Thoheeks Grahvos smiled. “Yes, I too know that feeling, my friend, and I freely admit that the additions to the onetime ducal palace were done in a rather slipshod manner, but it was at the time a crashing necessity to provide more room yesterday, if not sooner. Apropos that, are you aware that for some time Mahvros and I have been looking over architectural and layout plans for a new capital city, a roomy city with acreage allotted for eventual expansion at every hand?”
Tomos shook his head, and Grahvos went on, “Well, we have, down there on the plain, just the other side of the river.”

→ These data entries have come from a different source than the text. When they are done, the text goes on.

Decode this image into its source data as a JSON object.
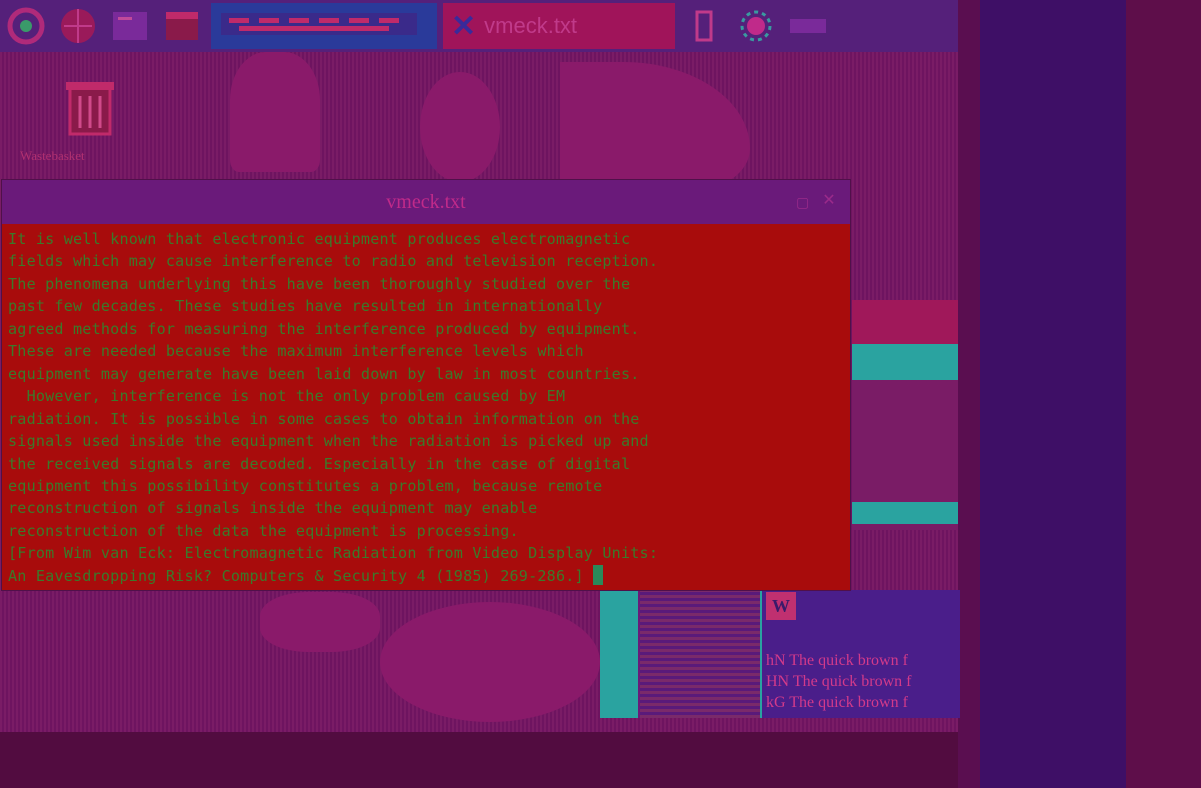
{
  "taskbar": {
    "icons": [
      "debian-swirl-icon",
      "globe-icon",
      "terminal-icon",
      "calendar-icon"
    ],
    "tasks": [
      {
        "label": "",
        "icon": "keyboard-icon"
      },
      {
        "label": "vmeck.txt",
        "icon": "x-icon"
      }
    ],
    "tray_icons": [
      "bookmark-icon",
      "gear-icon",
      "clock-icon"
    ]
  },
  "desktop": {
    "trash_label": "Wastebasket"
  },
  "terminal": {
    "title": "vmeck.txt",
    "lines": [
      "It is well known that electronic equipment produces electromagnetic",
      "fields which may cause interference to radio and television reception.",
      "The phenomena underlying this have been thoroughly studied over the",
      "past few decades. These studies have resulted in internationally",
      "agreed methods for measuring the interference produced by equipment.",
      "These are needed because the maximum interference levels which",
      "equipment may generate have been laid down by law in most countries.",
      "  However, interference is not the only problem caused by EM",
      "radiation. It is possible in some cases to obtain information on the",
      "signals used inside the equipment when the radiation is picked up and",
      "the received signals are decoded. Especially in the case of digital",
      "equipment this possibility constitutes a problem, because remote",
      "reconstruction of signals inside the equipment may enable",
      "reconstruction of the data the equipment is processing.",
      "[From Wim van Eck: Electromagnetic Radiation from Video Display Units:",
      "An Eavesdropping Risk? Computers & Security 4 (1985) 269-286.] "
    ]
  },
  "font_viewer": {
    "tag": "W",
    "lines": [
      "hN The quick brown f",
      "HN The quick brown f",
      "kG The quick brown f"
    ]
  },
  "colors": {
    "terminal_bg": "#a80c0c",
    "terminal_text": "#3a7a2a",
    "taskbar_bg": "#55207a",
    "accent_teal": "#2aa3a0"
  }
}
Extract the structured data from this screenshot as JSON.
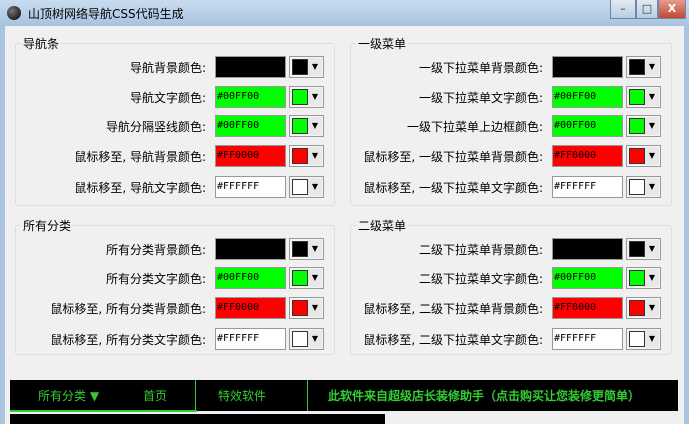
{
  "window": {
    "title": "山顶树网络导航CSS代码生成",
    "minimize": "–",
    "maximize": "□",
    "close": "X"
  },
  "groups": [
    {
      "title": "导航条",
      "rows": [
        {
          "label": "导航背景颜色:",
          "value": "",
          "color": "#000000",
          "text": "#000000"
        },
        {
          "label": "导航文字颜色:",
          "value": "#00FF00",
          "color": "#00FF00",
          "text": "#000000"
        },
        {
          "label": "导航分隔竖线颜色:",
          "value": "#00FF00",
          "color": "#00FF00",
          "text": "#000000"
        },
        {
          "label": "鼠标移至, 导航背景颜色:",
          "value": "#FF0000",
          "color": "#FF0000",
          "text": "#000000"
        },
        {
          "label": "鼠标移至, 导航文字颜色:",
          "value": "#FFFFFF",
          "color": "#FFFFFF",
          "text": "#000000"
        }
      ]
    },
    {
      "title": "一级菜单",
      "rows": [
        {
          "label": "一级下拉菜单背景颜色:",
          "value": "",
          "color": "#000000",
          "text": "#000000"
        },
        {
          "label": "一级下拉菜单文字颜色:",
          "value": "#00FF00",
          "color": "#00FF00",
          "text": "#000000"
        },
        {
          "label": "一级下拉菜单上边框颜色:",
          "value": "#00FF00",
          "color": "#00FF00",
          "text": "#000000"
        },
        {
          "label": "鼠标移至, 一级下拉菜单背景颜色:",
          "value": "#FF0000",
          "color": "#FF0000",
          "text": "#000000"
        },
        {
          "label": "鼠标移至, 一级下拉菜单文字颜色:",
          "value": "#FFFFFF",
          "color": "#FFFFFF",
          "text": "#000000"
        }
      ]
    },
    {
      "title": "所有分类",
      "rows": [
        {
          "label": "所有分类背景颜色:",
          "value": "",
          "color": "#000000",
          "text": "#000000"
        },
        {
          "label": "所有分类文字颜色:",
          "value": "#00FF00",
          "color": "#00FF00",
          "text": "#000000"
        },
        {
          "label": "鼠标移至, 所有分类背景颜色:",
          "value": "#FF0000",
          "color": "#FF0000",
          "text": "#000000"
        },
        {
          "label": "鼠标移至, 所有分类文字颜色:",
          "value": "#FFFFFF",
          "color": "#FFFFFF",
          "text": "#000000"
        }
      ]
    },
    {
      "title": "二级菜单",
      "rows": [
        {
          "label": "二级下拉菜单背景颜色:",
          "value": "",
          "color": "#000000",
          "text": "#000000"
        },
        {
          "label": "二级下拉菜单文字颜色:",
          "value": "#00FF00",
          "color": "#00FF00",
          "text": "#000000"
        },
        {
          "label": "鼠标移至, 二级下拉菜单背景颜色:",
          "value": "#FF0000",
          "color": "#FF0000",
          "text": "#000000"
        },
        {
          "label": "鼠标移至, 二级下拉菜单文字颜色:",
          "value": "#FFFFFF",
          "color": "#FFFFFF",
          "text": "#000000"
        }
      ]
    }
  ],
  "preview": {
    "all_categories": "所有分类 ▼",
    "home": "首页",
    "effects": "特效软件",
    "promo": "此软件来自超级店长装修助手（点击购买让您装修更简单）",
    "accent": "#33CC33"
  }
}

Tomos wrinkled up his brows, visualizing the announced location, then commented dubiously, “Even if you moat it, my lord, you’ll play hell and pay high to make a city there in any way really defensible. And, if moat it you choose to do, it will end as the centerpiece of a lake or a bog during flood season, you know. That is, unless you build so far from the present rivercourse as to make it easy for a besieger to interdict the canal that will have to supply your moat.”
Grahvos smiled again, nodding. “There speaks the trained military mind. Man, have faith in the beautiful world that your own new High Lord envisions: a world wherein cities need not be built primarily with defense in mind, all cramped into too-small areas and basically unhealthy places in which to live. A world wherein country nobility may exchange their strong but cold and draughty and devilishly uncomfortable holds for spacious, luxurious halls set amongst their croplands and pastures. Have faith that your children and theirs will live happily in a sunny, productive land of peace and law and order, with no single bandit lurking along the roads and no armed bands riding about to trample crops and steal livestock and burn villages.